For the women who “belong in the kitchen”, and those that “slept their way to the top”.

Sara Martínez 3/8/2020

“All intellectual and artistic endeavours, even jokes, ironies, and parodies, fare better in the mind of the crowd when the crowd knows that somewhere behind the great work or the great spoof it can locate a cock and a pair of balls.” As devastating as it is accurate, the writer Siri Hustvedt puts this line in the mouth, or rather in the words, of the protagonist of one of her most brilliant and complex books—'The Dazzling World'.

Is sexism the real reason why a man receives more recognition for a comment, joke or line than a woman? When during a job selection process, the interviewer treats the interviewee differently depending on whether he's a man, woman or attractive woman (according to his criteria, of course)—is this sexism? Is it sexism to asses the worth of a female politician, artist, or any other professional based on the way they look or because of their partner? Millions of grown women go to work everyday only to be condescendingly called ‘sweetie’, ‘darling’, and ‘doll’—while men are admiringly referred to as ‘legends’, ‘studs’ and ‘beasts’. Now we're in the era of “she slept her way to the top”, “her big tits got he ther job”, “she's so and so's girl”, and “she belongs in the kitchen”. .

On March 8, 1857 (although there is some uncertainty regarding the date) ,hundreds of women marched through the streets of New York demanding better wages. The demonstration ended with 120 textile factory workers killed in a barrage of police brutality and toxic masculinity. The workers who were lucky enough to survive founded the first women's union. In the early 20th century, the owners of the Triangle Shirtwaist factory locked the doors to the stairwells and exits due to a fear that the female employees would steal. On March 25, 1911 the factory caught fire, 146 female workers were burned to death, died of smoke inhalation, or were trapped under the rubble— others committed suicide as they found no way out. In 2020, the female head of administration and accounting at a charter school in a small provincial town goes out to see if the workers she has hired to carry out some refurbishments need anything—”Are you the cleaning lady?”, they ask her. There's absolutely no shame in being a cleaning lady—but as it turns out, she wasn’t.

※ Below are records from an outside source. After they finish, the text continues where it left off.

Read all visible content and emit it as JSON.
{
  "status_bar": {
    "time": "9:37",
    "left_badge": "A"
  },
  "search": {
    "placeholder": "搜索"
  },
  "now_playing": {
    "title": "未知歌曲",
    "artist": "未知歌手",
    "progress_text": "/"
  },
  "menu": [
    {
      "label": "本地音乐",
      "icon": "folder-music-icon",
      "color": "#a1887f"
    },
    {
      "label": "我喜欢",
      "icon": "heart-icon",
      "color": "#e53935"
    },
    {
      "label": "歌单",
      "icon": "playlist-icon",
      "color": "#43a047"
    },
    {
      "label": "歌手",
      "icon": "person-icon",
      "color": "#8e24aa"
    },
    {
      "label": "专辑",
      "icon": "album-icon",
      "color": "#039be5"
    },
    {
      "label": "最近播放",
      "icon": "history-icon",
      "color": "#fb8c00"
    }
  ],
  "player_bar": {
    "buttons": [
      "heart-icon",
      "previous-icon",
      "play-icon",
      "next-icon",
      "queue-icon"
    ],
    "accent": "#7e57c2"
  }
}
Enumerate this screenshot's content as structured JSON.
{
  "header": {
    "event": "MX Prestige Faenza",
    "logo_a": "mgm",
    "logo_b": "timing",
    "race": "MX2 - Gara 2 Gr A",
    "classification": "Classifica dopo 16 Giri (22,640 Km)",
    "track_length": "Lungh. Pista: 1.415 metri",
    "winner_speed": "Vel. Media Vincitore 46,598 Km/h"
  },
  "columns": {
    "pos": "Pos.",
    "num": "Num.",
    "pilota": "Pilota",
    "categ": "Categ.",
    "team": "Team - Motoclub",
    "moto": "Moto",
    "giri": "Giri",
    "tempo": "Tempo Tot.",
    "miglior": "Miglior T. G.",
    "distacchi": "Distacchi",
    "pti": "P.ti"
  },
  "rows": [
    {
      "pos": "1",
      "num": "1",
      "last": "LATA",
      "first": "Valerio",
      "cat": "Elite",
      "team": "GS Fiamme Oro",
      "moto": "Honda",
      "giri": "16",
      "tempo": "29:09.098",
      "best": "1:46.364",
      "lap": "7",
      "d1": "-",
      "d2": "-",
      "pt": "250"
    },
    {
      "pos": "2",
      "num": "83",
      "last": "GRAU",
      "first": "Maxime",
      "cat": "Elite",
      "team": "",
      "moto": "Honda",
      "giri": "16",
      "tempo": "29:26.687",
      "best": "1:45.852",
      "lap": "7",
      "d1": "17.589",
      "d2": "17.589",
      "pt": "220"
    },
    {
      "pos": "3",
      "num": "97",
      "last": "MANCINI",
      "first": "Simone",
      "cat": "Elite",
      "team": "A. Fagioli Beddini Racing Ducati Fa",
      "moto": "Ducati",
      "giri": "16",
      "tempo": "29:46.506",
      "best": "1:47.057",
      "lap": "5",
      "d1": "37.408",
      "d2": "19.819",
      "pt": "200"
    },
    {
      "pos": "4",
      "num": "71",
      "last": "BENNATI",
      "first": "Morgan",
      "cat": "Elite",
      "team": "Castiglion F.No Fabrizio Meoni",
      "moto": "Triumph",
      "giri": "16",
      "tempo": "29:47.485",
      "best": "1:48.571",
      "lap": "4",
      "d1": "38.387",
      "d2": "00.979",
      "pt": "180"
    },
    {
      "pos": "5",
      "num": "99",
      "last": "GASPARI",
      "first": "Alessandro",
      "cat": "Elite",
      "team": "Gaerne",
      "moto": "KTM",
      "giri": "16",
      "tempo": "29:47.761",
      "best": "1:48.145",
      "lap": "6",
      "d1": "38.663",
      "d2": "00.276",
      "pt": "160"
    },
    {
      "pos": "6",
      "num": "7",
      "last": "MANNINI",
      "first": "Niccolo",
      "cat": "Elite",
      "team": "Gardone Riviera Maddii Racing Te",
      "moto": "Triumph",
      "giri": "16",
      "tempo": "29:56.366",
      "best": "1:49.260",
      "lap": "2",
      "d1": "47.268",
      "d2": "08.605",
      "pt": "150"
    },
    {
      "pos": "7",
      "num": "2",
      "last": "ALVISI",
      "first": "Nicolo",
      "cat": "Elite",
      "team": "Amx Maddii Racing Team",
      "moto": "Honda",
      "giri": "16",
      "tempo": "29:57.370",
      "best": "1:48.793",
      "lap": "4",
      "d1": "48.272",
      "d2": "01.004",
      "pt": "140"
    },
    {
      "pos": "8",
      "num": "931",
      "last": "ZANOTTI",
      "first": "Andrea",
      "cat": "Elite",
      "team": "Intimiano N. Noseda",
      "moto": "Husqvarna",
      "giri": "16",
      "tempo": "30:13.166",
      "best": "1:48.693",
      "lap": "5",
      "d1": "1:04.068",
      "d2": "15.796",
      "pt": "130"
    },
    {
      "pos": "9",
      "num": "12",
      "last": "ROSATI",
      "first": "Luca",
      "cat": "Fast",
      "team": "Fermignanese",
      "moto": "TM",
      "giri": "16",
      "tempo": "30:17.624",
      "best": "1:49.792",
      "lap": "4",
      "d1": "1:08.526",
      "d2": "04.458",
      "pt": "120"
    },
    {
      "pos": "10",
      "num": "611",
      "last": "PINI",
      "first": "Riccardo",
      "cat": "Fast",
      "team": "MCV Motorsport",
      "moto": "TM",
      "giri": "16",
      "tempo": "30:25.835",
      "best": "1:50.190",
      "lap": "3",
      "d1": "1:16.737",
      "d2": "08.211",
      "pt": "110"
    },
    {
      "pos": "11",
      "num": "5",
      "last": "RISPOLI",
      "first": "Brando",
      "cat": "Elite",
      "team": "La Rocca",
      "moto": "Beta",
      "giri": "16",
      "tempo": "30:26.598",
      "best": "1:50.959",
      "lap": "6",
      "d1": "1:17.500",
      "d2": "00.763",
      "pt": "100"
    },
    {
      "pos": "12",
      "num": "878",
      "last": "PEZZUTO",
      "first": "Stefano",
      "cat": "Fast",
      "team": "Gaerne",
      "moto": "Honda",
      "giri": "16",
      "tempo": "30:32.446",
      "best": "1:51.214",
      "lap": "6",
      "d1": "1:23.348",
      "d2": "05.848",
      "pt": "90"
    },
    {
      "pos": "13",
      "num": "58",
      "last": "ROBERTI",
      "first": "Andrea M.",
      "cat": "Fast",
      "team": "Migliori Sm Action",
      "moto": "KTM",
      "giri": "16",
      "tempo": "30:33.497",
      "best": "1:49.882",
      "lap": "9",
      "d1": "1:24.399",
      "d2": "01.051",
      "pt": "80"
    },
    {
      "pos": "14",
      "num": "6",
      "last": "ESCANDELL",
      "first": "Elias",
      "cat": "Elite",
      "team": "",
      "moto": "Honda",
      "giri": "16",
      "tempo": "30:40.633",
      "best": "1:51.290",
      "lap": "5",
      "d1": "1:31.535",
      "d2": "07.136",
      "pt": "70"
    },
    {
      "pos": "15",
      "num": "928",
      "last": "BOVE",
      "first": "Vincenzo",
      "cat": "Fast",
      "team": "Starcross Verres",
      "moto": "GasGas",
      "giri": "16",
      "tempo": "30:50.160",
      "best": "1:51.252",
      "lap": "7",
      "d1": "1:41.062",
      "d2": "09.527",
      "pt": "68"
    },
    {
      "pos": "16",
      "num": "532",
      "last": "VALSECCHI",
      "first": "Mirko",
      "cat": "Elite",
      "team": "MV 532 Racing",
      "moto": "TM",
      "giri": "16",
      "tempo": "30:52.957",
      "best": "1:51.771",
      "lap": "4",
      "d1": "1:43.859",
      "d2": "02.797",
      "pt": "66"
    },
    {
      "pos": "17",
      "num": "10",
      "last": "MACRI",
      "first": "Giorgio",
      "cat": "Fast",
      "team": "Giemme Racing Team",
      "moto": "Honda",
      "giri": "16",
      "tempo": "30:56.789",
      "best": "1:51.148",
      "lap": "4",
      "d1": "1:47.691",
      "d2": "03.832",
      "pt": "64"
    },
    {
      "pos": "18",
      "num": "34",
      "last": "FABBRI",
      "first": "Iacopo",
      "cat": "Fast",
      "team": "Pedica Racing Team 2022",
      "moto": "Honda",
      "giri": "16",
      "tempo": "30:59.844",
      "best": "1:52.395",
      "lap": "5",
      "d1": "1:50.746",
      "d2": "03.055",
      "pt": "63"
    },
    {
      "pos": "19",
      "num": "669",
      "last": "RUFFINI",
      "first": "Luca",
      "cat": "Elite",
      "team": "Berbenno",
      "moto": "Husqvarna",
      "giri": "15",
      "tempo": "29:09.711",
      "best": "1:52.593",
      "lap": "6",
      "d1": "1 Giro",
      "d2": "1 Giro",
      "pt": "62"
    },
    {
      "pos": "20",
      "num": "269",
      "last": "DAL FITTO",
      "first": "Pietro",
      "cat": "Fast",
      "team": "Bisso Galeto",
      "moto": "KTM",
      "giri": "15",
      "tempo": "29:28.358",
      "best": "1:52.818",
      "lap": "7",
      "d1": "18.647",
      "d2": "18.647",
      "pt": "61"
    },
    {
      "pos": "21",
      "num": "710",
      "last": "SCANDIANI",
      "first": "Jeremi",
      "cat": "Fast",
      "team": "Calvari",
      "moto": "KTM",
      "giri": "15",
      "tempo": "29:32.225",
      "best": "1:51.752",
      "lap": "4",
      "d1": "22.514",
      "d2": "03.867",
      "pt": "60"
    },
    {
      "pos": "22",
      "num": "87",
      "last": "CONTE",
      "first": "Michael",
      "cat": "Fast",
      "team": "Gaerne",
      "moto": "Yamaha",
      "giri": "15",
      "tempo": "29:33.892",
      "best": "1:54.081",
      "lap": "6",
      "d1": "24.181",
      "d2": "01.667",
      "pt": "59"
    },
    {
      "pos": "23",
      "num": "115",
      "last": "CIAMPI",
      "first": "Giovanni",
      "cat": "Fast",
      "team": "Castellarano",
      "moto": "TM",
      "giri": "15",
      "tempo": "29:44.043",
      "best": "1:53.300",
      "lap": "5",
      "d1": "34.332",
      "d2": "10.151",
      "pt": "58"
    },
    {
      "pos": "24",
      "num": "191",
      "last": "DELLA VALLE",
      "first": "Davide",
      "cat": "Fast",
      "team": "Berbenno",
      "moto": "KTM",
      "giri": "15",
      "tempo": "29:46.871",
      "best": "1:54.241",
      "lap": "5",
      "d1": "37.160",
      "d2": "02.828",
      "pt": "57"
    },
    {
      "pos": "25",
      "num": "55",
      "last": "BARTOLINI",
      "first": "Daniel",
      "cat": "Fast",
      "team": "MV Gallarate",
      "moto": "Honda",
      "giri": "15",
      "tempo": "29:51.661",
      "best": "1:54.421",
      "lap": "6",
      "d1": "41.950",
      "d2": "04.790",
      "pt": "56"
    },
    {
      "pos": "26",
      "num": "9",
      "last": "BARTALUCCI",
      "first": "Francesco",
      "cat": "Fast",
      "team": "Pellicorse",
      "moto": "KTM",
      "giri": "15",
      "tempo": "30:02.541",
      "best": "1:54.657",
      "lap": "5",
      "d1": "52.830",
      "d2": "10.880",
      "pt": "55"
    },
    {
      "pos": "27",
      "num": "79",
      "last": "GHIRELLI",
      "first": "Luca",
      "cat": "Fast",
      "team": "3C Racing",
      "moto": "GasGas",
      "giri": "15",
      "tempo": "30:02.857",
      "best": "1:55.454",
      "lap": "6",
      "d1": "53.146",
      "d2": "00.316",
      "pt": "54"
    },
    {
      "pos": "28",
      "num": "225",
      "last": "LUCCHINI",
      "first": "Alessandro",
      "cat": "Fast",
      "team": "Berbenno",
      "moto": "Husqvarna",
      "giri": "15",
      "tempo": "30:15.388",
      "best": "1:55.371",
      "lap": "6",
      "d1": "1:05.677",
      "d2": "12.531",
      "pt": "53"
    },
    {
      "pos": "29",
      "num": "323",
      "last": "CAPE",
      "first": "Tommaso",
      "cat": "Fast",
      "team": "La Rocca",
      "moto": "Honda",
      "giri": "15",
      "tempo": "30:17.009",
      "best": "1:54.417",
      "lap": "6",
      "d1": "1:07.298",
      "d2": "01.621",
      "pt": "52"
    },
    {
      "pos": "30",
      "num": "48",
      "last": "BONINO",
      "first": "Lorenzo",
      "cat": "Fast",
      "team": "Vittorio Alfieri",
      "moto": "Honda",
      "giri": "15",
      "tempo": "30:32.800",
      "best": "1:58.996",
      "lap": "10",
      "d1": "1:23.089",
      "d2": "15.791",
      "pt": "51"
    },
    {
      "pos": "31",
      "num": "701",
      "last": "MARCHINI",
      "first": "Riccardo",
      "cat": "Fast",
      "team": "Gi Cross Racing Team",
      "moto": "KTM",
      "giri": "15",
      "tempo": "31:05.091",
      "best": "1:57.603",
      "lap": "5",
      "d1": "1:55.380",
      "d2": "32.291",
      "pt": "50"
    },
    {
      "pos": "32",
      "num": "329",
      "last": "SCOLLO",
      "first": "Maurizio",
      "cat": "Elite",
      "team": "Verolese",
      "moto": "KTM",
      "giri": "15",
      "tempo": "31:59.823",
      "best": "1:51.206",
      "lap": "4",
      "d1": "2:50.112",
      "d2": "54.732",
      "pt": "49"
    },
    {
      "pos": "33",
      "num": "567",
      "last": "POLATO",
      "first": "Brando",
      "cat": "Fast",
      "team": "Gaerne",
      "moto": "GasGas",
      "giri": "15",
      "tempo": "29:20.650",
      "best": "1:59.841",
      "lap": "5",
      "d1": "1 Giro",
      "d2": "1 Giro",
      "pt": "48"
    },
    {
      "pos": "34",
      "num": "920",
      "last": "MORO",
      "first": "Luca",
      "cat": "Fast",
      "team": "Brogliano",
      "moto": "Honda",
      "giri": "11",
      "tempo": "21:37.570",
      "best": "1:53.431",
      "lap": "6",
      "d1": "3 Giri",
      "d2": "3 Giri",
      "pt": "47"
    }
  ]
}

Now let’s do a quick search on Google for gender discrimination in the workplace. "A company fires a veterinarian on maternity leave claiming that if she can nurse her baby, she can also take care of the livestock"; “The Supreme Court orders an investigation into five army sergeants for workplace harassment and a captain who ignored the accusations of the victim”; “Record fine for JP Morgan Chase over the bank’s failure to uphold policies giving men and women equal access to parental leave”; “A study from The University of Melbourne concludes that the gender pay gap is harming women's health”; “Older women are being forced to leave their jobs to care for their grandchildren or parents”; “Women do the majority of the house work, work more and earn less”. We're still on the first page of results.

Now for something more positive. A group of friends enjoying a glass of wine start talking about sex. The women take the floor. “I've never been able to masturbate”, says one. “I do it every day”, says another. The discussion turns to toys, fantasies, positions, habits. There are no sniggers or snide comments. The men don't bat an eyelid.

So things really have changed a lot in little over a century and a half? Indeed, but “no woman has an orgasm cleaning the kitchen floor”.